Deux officiants menuisiers fumaient leurs cigarettes et devisaient tranquillement assis sur un banc dans un des jardins du Vatican. Ils faisaient partie des équipes de maintenance menuiserie de la cité du Vatican. C’étaient eux qui, quelques minutes auparavant, avait vissé le couvercle sur le cercueil du pape François, dissimulant ainsi pour l’éternité la sympathique face de Jorge Mario Bergoglio aux yeux des peuples de la terre. S’adressant à son collègue et ami, l’un deux dit :
« Al momento di mettere il coperchio ho dato un ultima occhiata al papa e mi è sembrato che le sue labbra sorridessero. Non era cosi ieri sera »
« È buffo, anch’io ho fatto la stessa osservazione. Pensavo che forse il rigor della morta a farle questo sorriso »

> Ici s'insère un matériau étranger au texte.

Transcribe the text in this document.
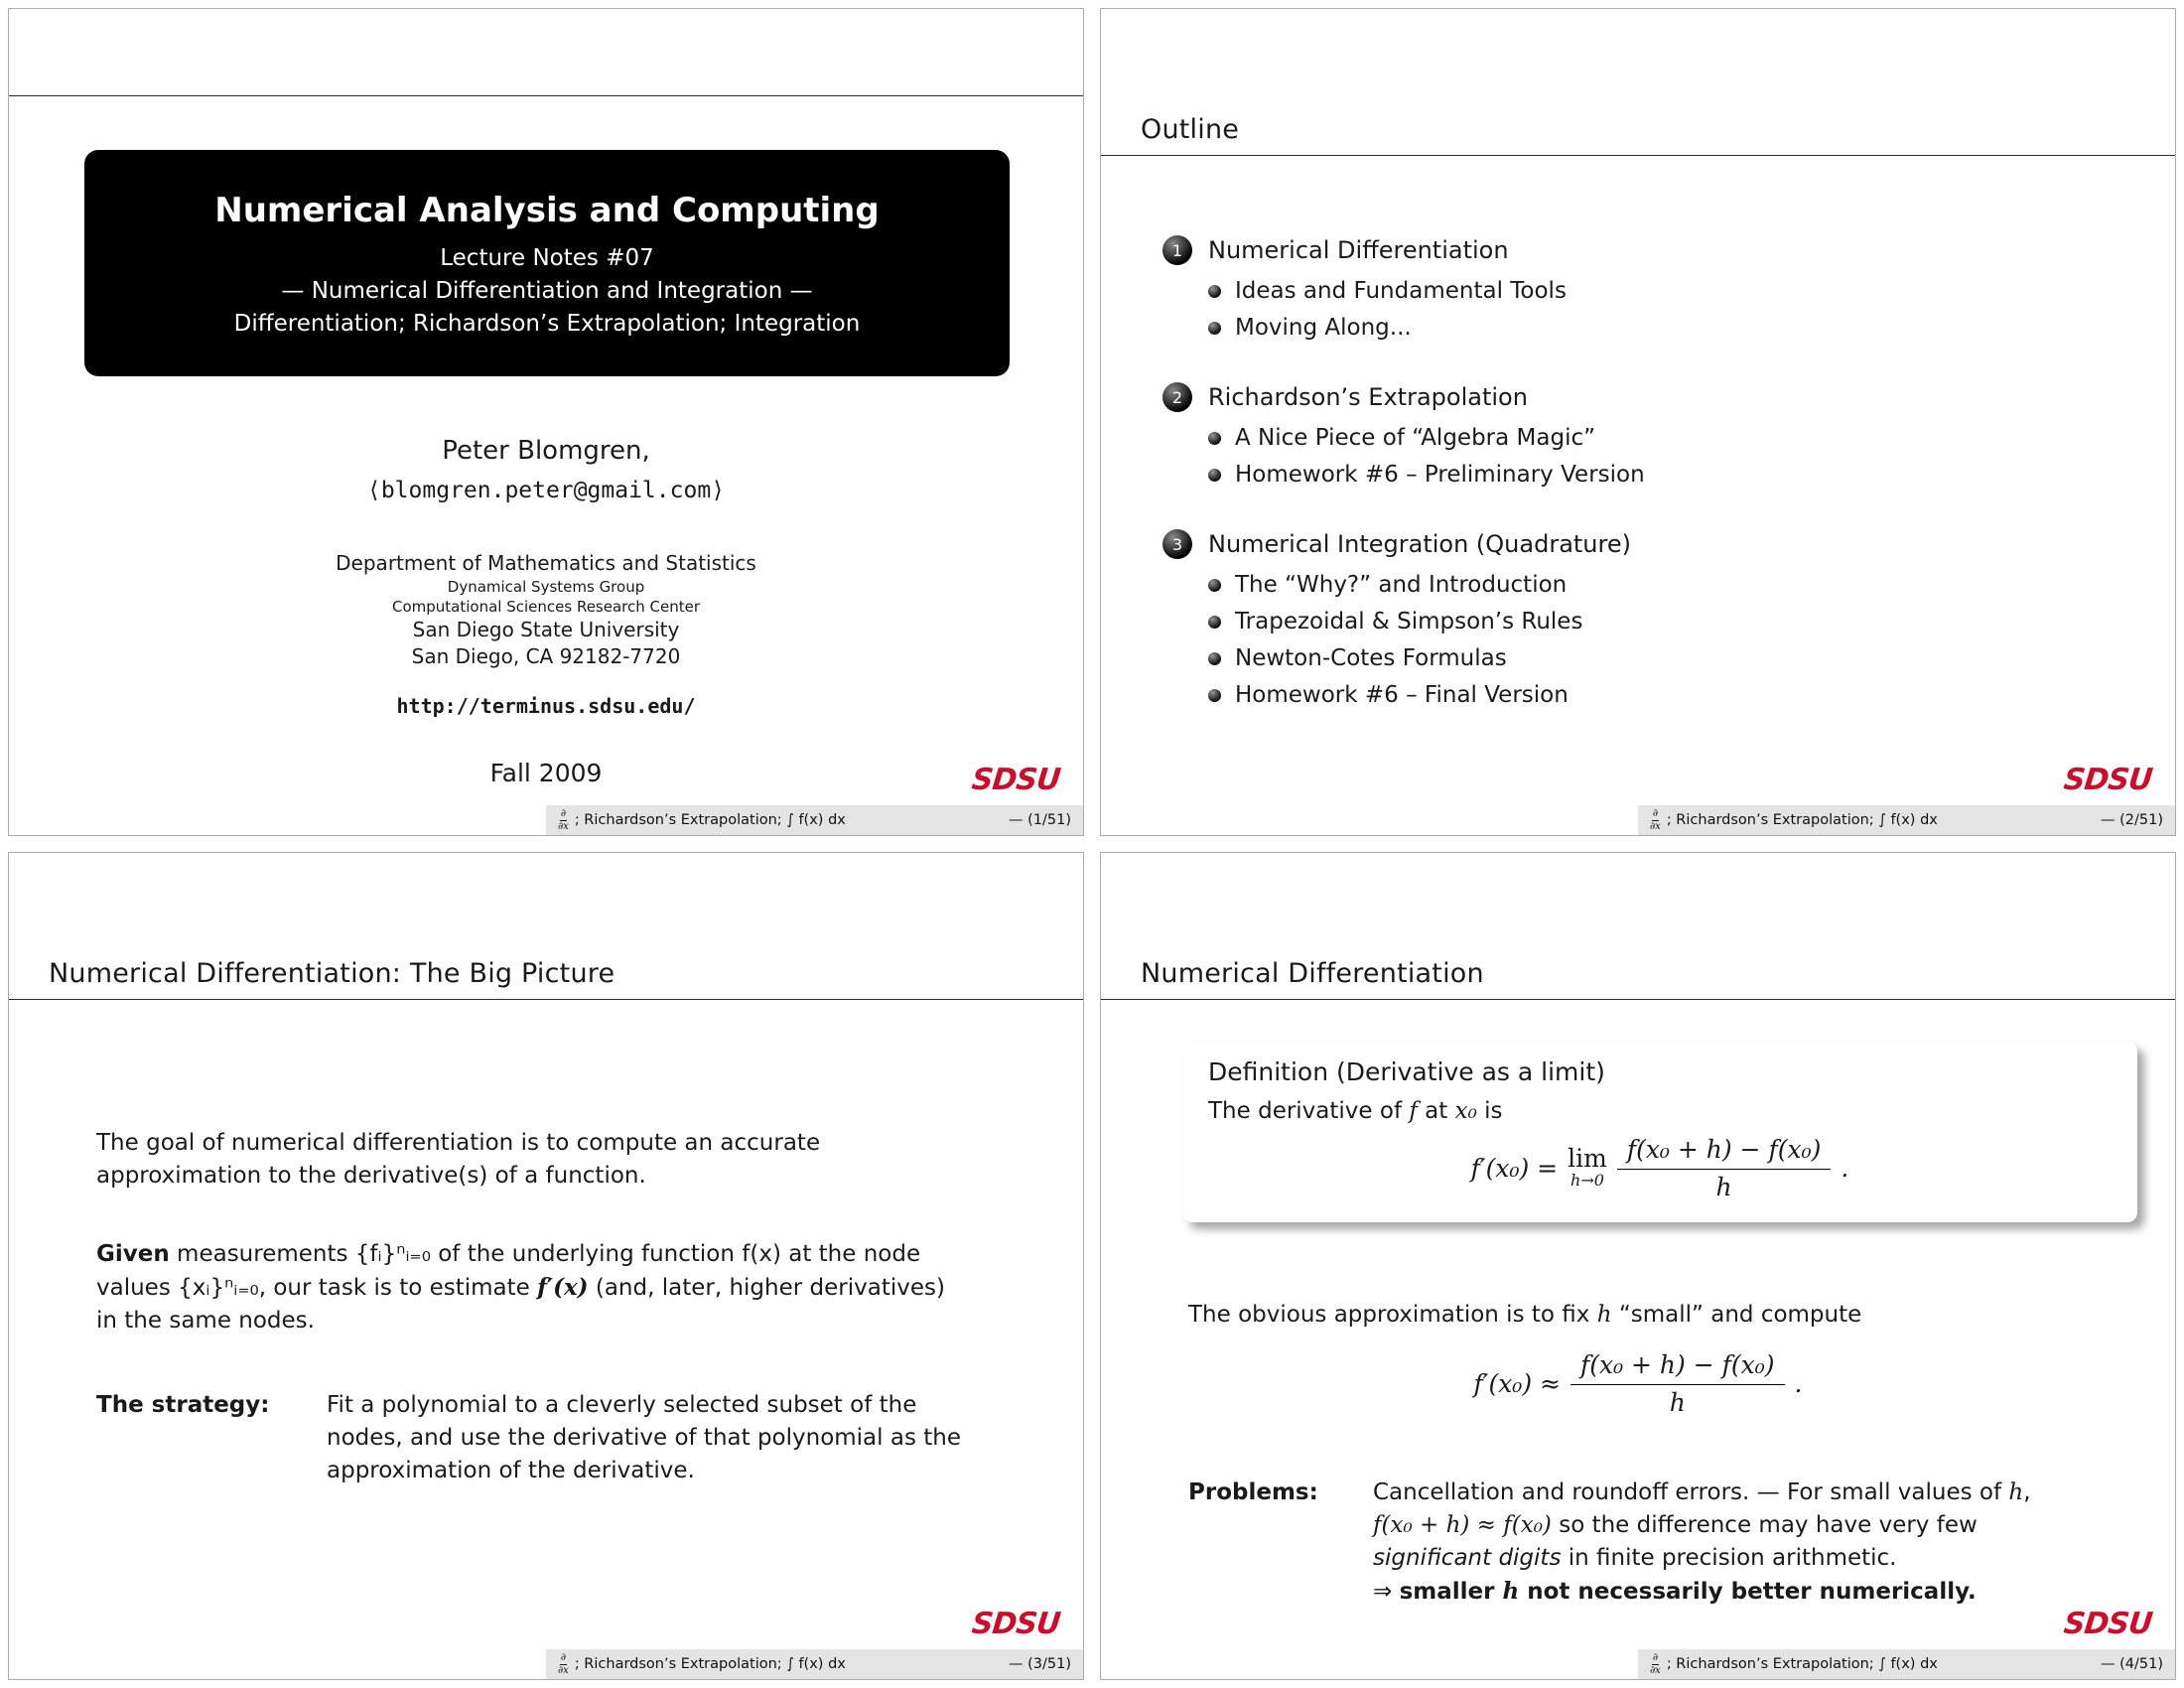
Numerical Analysis and Computing
Lecture Notes #07
— Numerical Differentiation and Integration —
Differentiation; Richardson’s Extrapolation; Integration
Peter Blomgren,
⟨blomgren.peter@gmail.com⟩
Department of Mathematics and Statistics
Dynamical Systems Group
Computational Sciences Research Center
San Diego State University
San Diego, CA 92182-7720
http://terminus.sdsu.edu/
Fall 2009	SDSU
∂
∂x ; Richardson’s Extrapolation; ∫ f(x) dx	— (1/51)
Outline
1 Numerical Differentiation
Ideas and Fundamental Tools
Moving Along...
2 Richardson’s Extrapolation
A Nice Piece of “Algebra Magic”
Homework #6 – Preliminary Version
3 Numerical Integration (Quadrature)
The “Why?” and Introduction
Trapezoidal & Simpson’s Rules
Newton-Cotes Formulas
Homework #6 – Final Version
SDSU
∂
∂x ; Richardson’s Extrapolation; ∫ f(x) dx	— (2/51)
Numerical Differentiation: The Big Picture

The goal of numerical differentiation is to compute an accurate approximation to the derivative(s) of a function.

Given measurements {fᵢ}ⁿᵢ₌₀ of the underlying function f(x) at the node values {xᵢ}ⁿᵢ₌₀, our task is to estimate f′(x) (and, later, higher derivatives) in the same nodes.

The strategy:	Fit a polynomial to a cleverly selected subset of the nodes, and use the derivative of that polynomial as the approximation of the derivative.
SDSU
∂
∂x ; Richardson’s Extrapolation; ∫ f(x) dx	— (3/51)
Numerical Differentiation
Definition (Derivative as a limit)
The derivative of f at x₀ is
f′(x₀) = lim
$h\to 0 \frac{\text{f(x₀ + h) − f(x₀)}}{h}$ .
The obvious approximation is to fix h “small” and compute
$f'(x_0) \approx \frac{\text{f(x₀ + h) − f(x₀)}}{h}$ .
Problems:	Cancellation and roundoff errors. — For small values of h, f(x₀ + h) ≈ f(x₀) so the difference may have very few significant digits in finite precision arithmetic.
⇒ smaller h not necessarily better numerically.
SDSU
∂
∂x ; Richardson’s Extrapolation; ∫ f(x) dx	— (4/51)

(Traduction : « Au moment de mettre le couvercle, j’ai jeté un ultime coup d’œil au pape et il m’a semblé que ses lèvres souriaient. Ce n’était pas le cas hier soir. »« C’est drôle, moi aussi j’ai fait la même observation. Je pensais que c’était peut-être le rigor mortis qui lui avait donné ce sourire. »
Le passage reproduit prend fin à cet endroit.